Кобыло почесал за ухом, пожевав характерным движением толстыми губами. В его сознании копошились странные мысли. Он не против всех революционных ветров, даже, в известной мере, борьбы, но только в той мере, что во всех случаях каждый данный человек должен оставаться собой в обычном смысле слова. Ибо, по его представлениям, «перековать человека» означает провести над ним операцию, а после любого хирургического вмешательства человек всегда ослабевает. Он не мог понять причину, почему её, мысль такую простую и ясную, не понимают другие.
— Так-то так, но куда денешь время? — сказал он. — Воевать, дни накапливаются, бегут, дети растут, есть им надо, кушать надо, тепло, дом, уют — всё надо. Ты в ЧК?..
— ОГПУ, — поправил его Лузин скороговоркой.
— Как? — не понял Кобыло.
— ОГПУ, так называется сейчас ЧК. Дорогой товарищ, спасший жизнь тов. Дзержинскому, такое надо знать. Вот и выходит, что ты не чувствуешь ветра революционной волны. Есть ведь идея! Что говорить, ты и сам знаешь, ради идеи можно умереть! Умереть! Если не ты, так другой должен умереть. Или — или! Понял? Я тебе говорил раньше, Иван, что человек тоже козявочка, которой надо посидеть в ячейке. Но ты странно понимаешь своё место!

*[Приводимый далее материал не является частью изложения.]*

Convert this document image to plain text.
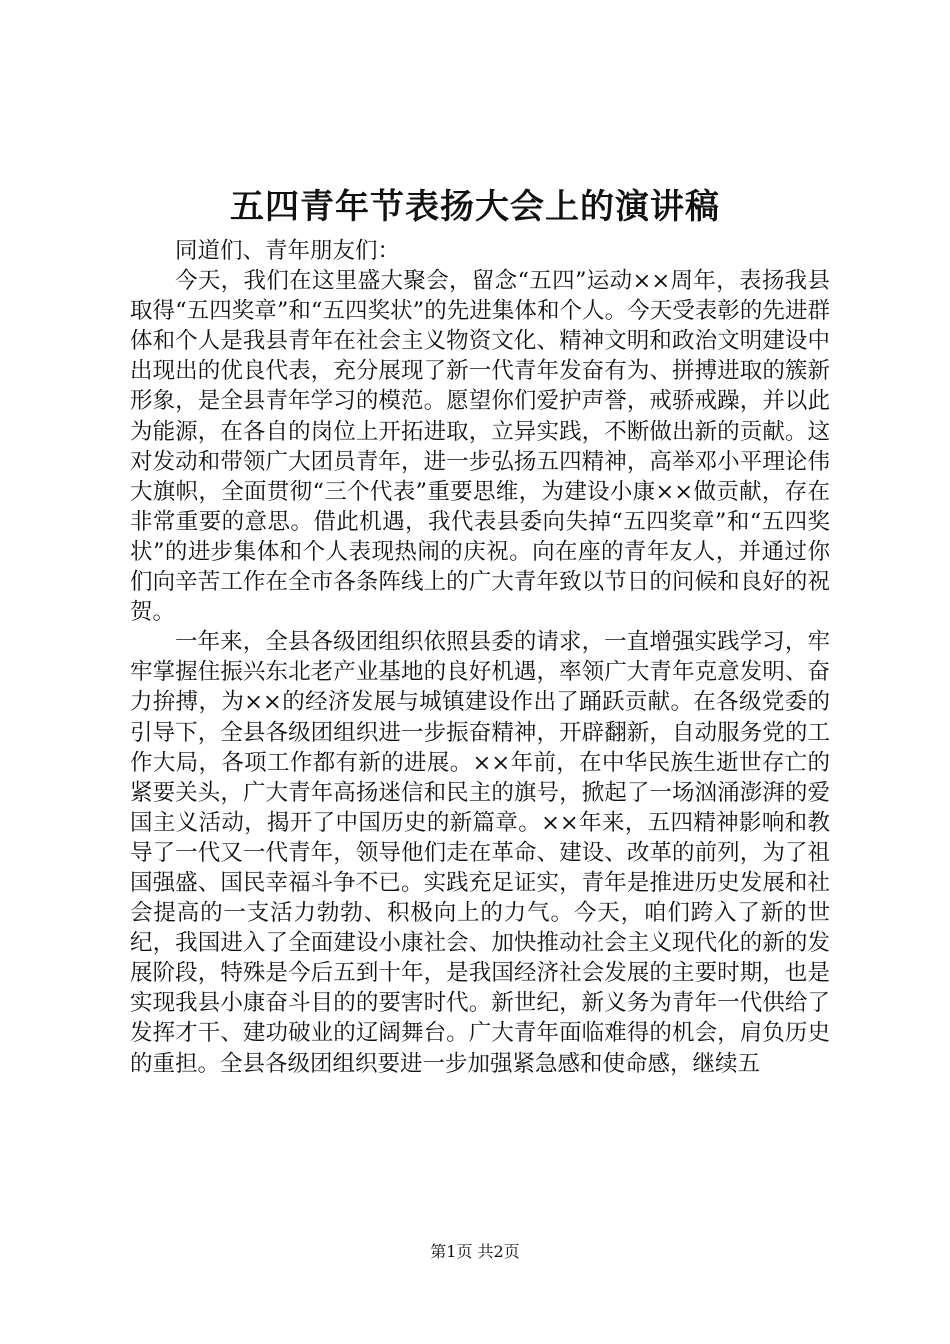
五四青年节表扬大会上的演讲稿

同道们、青年朋友们：

今天，我们在这里盛大聚会，留念“五四”运动××周年，表扬我县取得“五四奖章”和“五四奖状”的先进集体和个人。今天受表彰的先进群体和个人是我县青年在社会主义物资文化、精神文明和政治文明建设中出现出的优良代表，充分展现了新一代青年发奋有为、拼搏进取的簇新形象，是全县青年学习的模范。愿望你们爱护声誉，戒骄戒躁，并以此为能源，在各自的岗位上开拓进取，立异实践，不断做出新的贡献。这对发动和带领广大团员青年，进一步弘扬五四精神，高举邓小平理论伟大旗帜，全面贯彻“三个代表”重要思维，为建设小康××做贡献，存在非常重要的意思。借此机遇，我代表县委向失掉“五四奖章”和“五四奖状”的进步集体和个人表现热闹的庆祝。向在座的青年友人，并通过你们向辛苦工作在全市各条阵线上的广大青年致以节日的问候和良好的祝贺。

一年来，全县各级团组织依照县委的请求，一直增强实践学习，牢牢掌握住振兴东北老产业基地的良好机遇，率领广大青年克意发明、奋力拚搏，为××的经济发展与城镇建设作出了踊跃贡献。在各级党委的引导下，全县各级团组织进一步振奋精神，开辟翻新，自动服务党的工作大局，各项工作都有新的进展。××年前，在中华民族生逝世存亡的紧要关头，广大青年高扬迷信和民主的旗号，掀起了一场汹涌澎湃的爱国主义活动，揭开了中国历史的新篇章。××年来，五四精神影响和教导了一代又一代青年，领导他们走在革命、建设、改革的前列，为了祖国强盛、国民幸福斗争不已。实践充足证实，青年是推进历史发展和社会提高的一支活力勃勃、积极向上的力气。今天，咱们跨入了新的世纪，我国进入了全面建设小康社会、加快推动社会主义现代化的新的发展阶段，特殊是今后五到十年，是我国经济社会发展的主要时期，也是实现我县小康奋斗目的的要害时代。新世纪，新义务为青年一代供给了发挥才干、建功破业的辽阔舞台。广大青年面临难得的机会，肩负历史的重担。全县各级团组织要进一步加强紧急感和使命感，继续五

第1页 共2页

— Не понимаю, я не хочу другого места. Ты мне своё суёшь. На хрена оно мне? У меня четверо детей, а ты — мне?
С еле сдерживаемой досадой на лице, с распахнувшимися полами длиннющей шинели Лузин прошёлся по огромной комнате конторы и вернулся к столу. В нём, в его напряжённом мозгу, всё говорило о неприкрытой вражде сидевшего напротив верзилы. Перед ним — враг, место которому он мог определить в течение пяти минут. Или даже единого мига. Взмах руки, слабый щелчок выстрела и — всё, разговор окончен. Но та вот бумажка с подписью самого тов. Дзержинского, который не мог ошибиться относительно «заражённого революционной бурей человека, революционно значимой единицы», смущала его. И он всячески старался переубедить Кобыло, хотя в душе понимал: это невозможно.
Михаил Лузин поморщился от невыносимых страданий за всё человечество, чувствуя неприятную испарину. Он распахнул шинель, подставляя тело волне воздуха, вытер потный лоб, ощущая тоску от неустроенности бренного мира.

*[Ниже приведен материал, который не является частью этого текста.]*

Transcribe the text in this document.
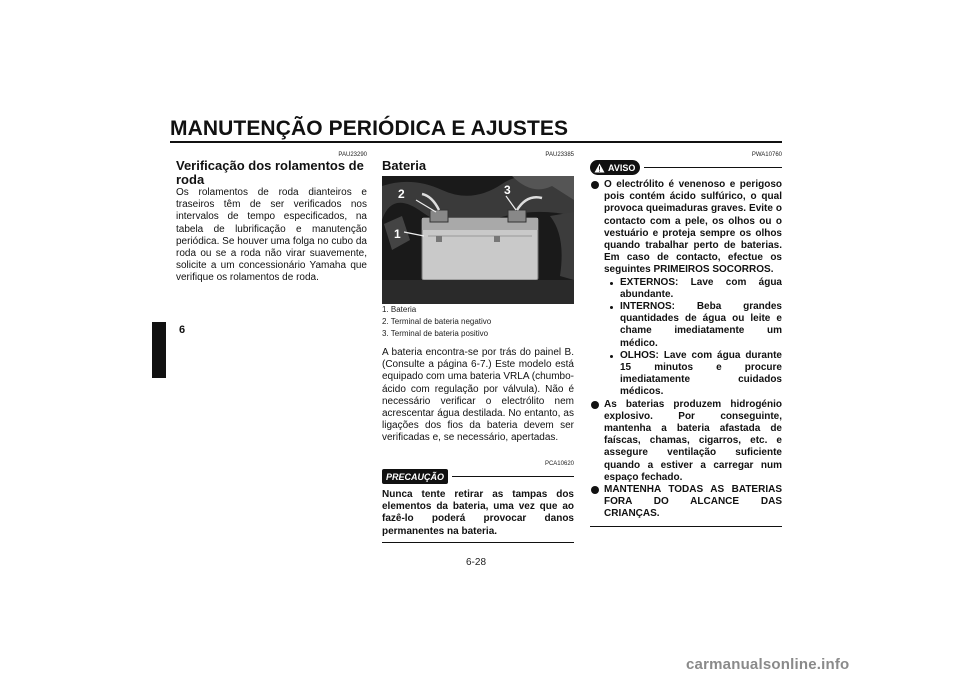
MANUTENÇÃO PERIÓDICA E AJUSTES
6
PAU23290
Verificação dos rolamentos de roda
Os rolamentos de roda dianteiros e traseiros têm de ser verificados nos intervalos de tempo especificados, na tabela de lubrificação e manutenção periódica. Se houver uma folga no cubo da roda ou se a roda não virar suavemente, solicite a um concessionário Yamaha que verifique os rolamentos de roda.
PAU23385
Bateria
1
2	3
1. Bateria
2. Terminal de bateria negativo
3. Terminal de bateria positivo
A bateria encontra-se por trás do painel B. (Consulte a página 6-7.) Este modelo está equipado com uma bateria VRLA (chumbo-ácido com regulação por válvula). Não é necessário verificar o electrólito nem acrescentar água destilada. No entanto, as ligações dos fios da bateria devem ser verificadas e, se necessário, apertadas.
PCA10620
PRECAUÇÃO
Nunca tente retirar as tampas dos elementos da bateria, uma vez que ao fazê-lo poderá provocar danos permanentes na bateria.
PWA10760
AVISO
O electrólito é venenoso e perigoso pois contém ácido sulfúrico, o qual provoca queimaduras graves. Evite o contacto com a pele, os olhos ou o vestuário e proteja sempre os olhos quando trabalhar perto de baterias. Em caso de contacto, efectue os seguintes PRIMEIROS SOCORROS.
EXTERNOS: Lave com água abundante.
INTERNOS: Beba grandes quantidades de água ou leite e chame imediatamente um médico.
OLHOS: Lave com água durante 15 minutos e procure imediatamente cuidados médicos.
As baterias produzem hidrogénio explosivo. Por conseguinte, mantenha a bateria afastada de faíscas, chamas, cigarros, etc. e assegure ventilação suficiente quando a estiver a carregar num espaço fechado.
MANTENHA TODAS AS BATERIAS FORA DO ALCANCE DAS CRIANÇAS.
6-28
carmanualsonline.info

— Понимаешь, Кобыло, мир стоит на идее, как крестьянин на земле, — продолжил чекист свою мысль в доступной форме. — Идеи рождает гегемон, диктатуру свою осуществляет с железной неумолимостью! Понял?! — взвизгнул терпеливый Лузин, и лицо его пошло слабой пунцовостью, от шеи выкрашиваясь в неприятный марганцовочный цвет. — Если природа создавала человеческий характер, его буржуазный дух тысячу лет, то мы, «чистильщики», должны примерно за десять лет его переделать, чтобы все увидели светлое будущее! Рай на земле! Он будет, чёрт возьми! Это в десять тысяч раз быстрее! И надёжнее!